4. Nature of Services and Disclaimers

4.1 Non-Clinical Use. mindAIlign is not a healthcare, therapeutic, or clinical service.

No Therapy or Crisis Support. No doctor-patient or fiduciary relationship is formed. The Institution has no duty to intervene in emergencies.

4.2 No Professional Advice. Outputs do not constitute legal, financial, or professional advice.

4.3 Probabilistic Fallibility. Outputs may be inaccurate. The Founding Partner bears sole responsibility for all decisions and actions.

5. Data Sovereignty and Usage

5.1 Data Ownership. The Founding Partner retains ownership of Session Data and grants the Institution a license for service delivery and refinement.

5.2 Restrictions. Partner data will not be sold or licensed for training general-purpose models without consent.

6. Risk Allocation and Liability

6.1 Assumption of Risk. The Founding Partner is a sophisticated party and assumes all risks associated with use.

6.2 Indemnification. The Founding Partner shall indemnify the Institution against claims arising from use or breach.

6.3 Limitation of Liability. Liability is limited to the total contributions paid in the twelve (12) months preceding the claim. No indirect or consequential damages are recoverable.

7. Termination

7.1 Termination for Convenience. The Institution may terminate upon thirty (30) days’ notice. A pro-rated refund of prepaid amounts shall be the Founding Partner’s sole remedy.

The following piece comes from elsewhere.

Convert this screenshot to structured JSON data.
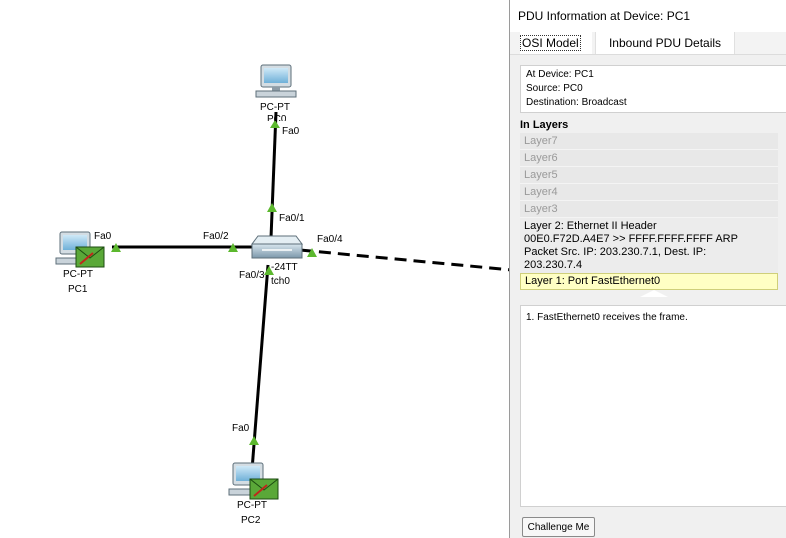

7.2 Termination for Cause. Immediate termination without refund may occur for security violations, ethical breaches, or Misalignment.

8. General Provisions

8.1 Confidentiality and Non-Disparagement. Terms and system details are confidential. Non-disparagement applies for two (2) years post-termination.

8.2 Governing Law and Arbitration. This Agreement is governed by Nevada law. Disputes shall be resolved by binding arbitration administered by the American Arbitration Association in Las Vegas, Nevada (Clark County). Class actions and jury trials are waived.

8.3 Entire Agreement. This Agreement constitutes the entire agreement between the parties.